Serving Crazy With Curry
by Amulya Malladi

Ballantine Books, New York, NY, 2004. ISBN 0345466128.
Reviewed by Lee Ambrose
Posted on 10/24/2005

Fiction: Multi_Cultural

Amulya Malladi is the author of A Breath of Fresh Air and The Mango Season. She and her family live in the island of Mors in Denmark.

This is a story of a young Indian woman's experience as an immigrant to America. This is a story of family secrets and relationships. This is a story that could easily stand alone but has been raised up a notch by the recipes that are sprinkled through out the pages of the book. This is a story about human nature, love, forgiveness, self-affirmation and tension. This is a story that readers will be so attached to its characters by the last page, that they will find themselves thinking of them for days to come. Malladi's characters are so alive that the reader may have a difficult time letting them go back to the bookshelf when she has read the final chapter.

As the book opens, Devi has been laid off from yet another job in Silicon Valley. So sure that there is no alternative, Devi sets out to commit suicide. She leaves a list of reasons to die and reasons to live. She makes a few phone calls to important people such as her father and her grandmother. But, "suicide was stressful business" (pg 4). Her calculated plan to kill herself goes awry when her mother, Sarjo, uses the spare keys to Devi's home to let herself in. Had Sarjo not come to Devi's on that particular day at that particular time, she would have succeeded with her plan. But, Sarjo and her set of keys spared Devi's life.

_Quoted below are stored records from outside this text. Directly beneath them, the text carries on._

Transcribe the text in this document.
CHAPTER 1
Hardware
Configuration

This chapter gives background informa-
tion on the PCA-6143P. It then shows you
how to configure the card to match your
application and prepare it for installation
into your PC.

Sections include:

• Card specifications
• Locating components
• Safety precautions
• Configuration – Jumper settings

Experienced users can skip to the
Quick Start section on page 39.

"Two things happened after the Devi 'incident' as everyone in the Veturi household started calling it: 1. Devi completely stopped talking. 2. Devi started cooking. Two things she did with such intensity and consistency that it drove her already shaken family up the wall." (pg 12)

Malladi's characters reflect the common themes of disappointment, failures, family tensions, frayed mother-daughter relationships and generational value differences. She also captures the blending of "old world" culture with American culture. It is with precision and wit that Malladi tells a story of recovery—and cooking.

The sometimes bizarre recipes are steeped in Indian spices and aromas that seem to permeate the book's pages. The stories that Devi tells (in thoughts that are separated from the rest of the story by type set) are laced with poignancy and humor.

This is a book that is unlike any I have read before. It is bittersweet, it is real, it is unforgettable. For anyone who has ever felt that life is just not worth the hassle, Devi's road back may well change your mind. For anyone who struggles to accept or be accepted by family or self—you are not alone. Devi is living proof of that!

Devi's portions of "crazy" are delicately balanced with her curried dishes. Readers will delight in this unique story and the even more unique recipes.